Figure 2.5 shows a model of L2 learning with mobile devices developed for the purposes of this book based on the approach discussed above. Teachers and learners interact with each other, through their mobile devices, at a place for discussion developed in cyberspace, all of which is regarded as a “community of practice” (Lave and Wenger 1991). Each learner or teacher contributes a context generated by their own life-world and communicates their perspectives with the others by socializing, networking, discussing, and negotiating. Through the interaction in the community of practice, they realize new insights. The affordances of m-learning lead to a form of learning defined by Sharples et al. (2007) as “the processes of coming to know through conversations across multiple contexts among people and personal interactive technologies” (p. 225). Seipold and Pachler (2011) state that the goal of mobile learning is to “be able to operate successfully in and across, new and ever changing contexts and learning spaces” (p. 3). Learners in the community of practice develop their knowledge with help from more skillful peers within the zone of proximal development as in the sociocultural theory pioneered by Vygotsky (1978).

Fig. 2.5
figure 5

Pedagogical model of mobile language learning

Such interaction among learning community members can also be termed a collaborative dialogue (Swain 2000), a learner-centered dialogue where they are “engaged in problem solving and knowledge building” (p. 102). They can also realize, for instance through L2 communication, gaps in the linguistic knowledge of other members, leading to their focus more on their input and output to fill the gaps (Swain and Lapkin 2000). According to Watanabe and Swain (2007), Vygotsky’s theory regards output just as a message to be sent to other members, but a collaborative dialogue perspective regards output as “a tool of cognitive activity that mediates L2 learning” (p. 121). That is to say, the meaningful interaction can make a member realize linguistic gaps, which tends to make his or her output more proficient through the effort to fill a gap. By keeping members connected where they would otherwise be separated in different locations, mobile devices can facilitate such collaborative dialogue. Members can act as autonomous agents in the online community of practice, bringing resources from their life-worlds into the community, and interacting with each other freely, at their own pace, which may be more difficult to realize in a classroom with its physical and temporal bounds, institutional culture, and psychosocial inhibitions. In the process of interacting, particularly in their L2, in order to connect with peers, members would need to analyze the input, access their linguistic knowledge, and, as a result, try to make their output linguistically more sophisticated and competent. The next chapter will present two types of case studies where mobile technology was utilized to set up such L2 learning communities. Mobile learning is just beginning to cross over from personal uses by students to being harnessed by educational institutions.

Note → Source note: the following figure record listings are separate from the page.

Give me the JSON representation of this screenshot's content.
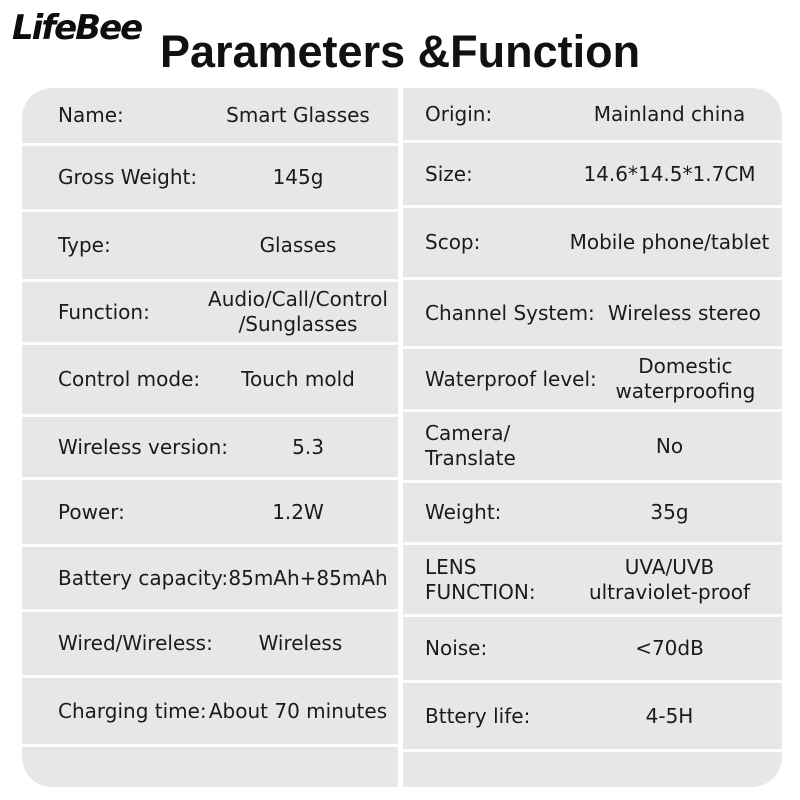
{
  "brand": {
    "logo_text": "LifeBee"
  },
  "header": {
    "title": "Parameters &Function"
  },
  "colors": {
    "page_bg": "#ffffff",
    "row_bg": "#e7e7e7",
    "divider": "#fcfcfc",
    "text": "#1b1b1b"
  },
  "table": {
    "left": [
      {
        "label": "Name:",
        "value": "Smart Glasses"
      },
      {
        "label": "Gross Weight:",
        "value": "145g"
      },
      {
        "label": "Type:",
        "value": "Glasses"
      },
      {
        "label": "Function:",
        "value": "Audio/Call/Control\n/Sunglasses"
      },
      {
        "label": "Control mode:",
        "value": "Touch mold"
      },
      {
        "label": "Wireless version:",
        "value": "5.3"
      },
      {
        "label": "Power:",
        "value": "1.2W"
      },
      {
        "label": "Battery capacity:",
        "value": "85mAh+85mAh"
      },
      {
        "label": "Wired/Wireless:",
        "value": "Wireless"
      },
      {
        "label": "Charging time:",
        "value": "About 70 minutes"
      }
    ],
    "right": [
      {
        "label": "Origin:",
        "value": "Mainland china"
      },
      {
        "label": "Size:",
        "value": "14.6*14.5*1.7CM"
      },
      {
        "label": "Scop:",
        "value": "Mobile phone/tablet"
      },
      {
        "label": "Channel System:",
        "value": "Wireless stereo"
      },
      {
        "label": "Waterproof level:",
        "value": "Domestic\nwaterproofing"
      },
      {
        "label": "Camera/\nTranslate",
        "value": "No"
      },
      {
        "label": "Weight:",
        "value": "35g"
      },
      {
        "label": "LENS\nFUNCTION:",
        "value": "UVA/UVB\nultraviolet-proof"
      },
      {
        "label": "Noise:",
        "value": "<70dB"
      },
      {
        "label": "Bttery life:",
        "value": "4-5H"
      }
    ]
  }
}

As discussed above, mobile learning pedagogy should pay more attention to its network function to connect learners with each other online. In L2 education it seems inevitable to focus not only on interaction but also on language itself, so as to validate the effectiveness of a certain way of learning. This is because the L2 improvement tends to be measured by language competence such as the amount of vocabulary, with the seemingly inarguable verdict rendered by standardized tests. In the next chapter, nevertheless, experiments harnessing the ubiquitous mobile phones carried by students will be shown, focusing on the interaction with peers. The results will test the hypothesis developed in this chapter that L2 interaction focusing mainly on meaning-making can enhance English language competence even as expressed by scores on TOEIC® tests and the quality of essay writing. Does there always need to be a focus on the form of language or teaching explicit items when L2 is the very medium through which learners overcome their physical separation and connect with peers, which inter alia is both a motive and a goal?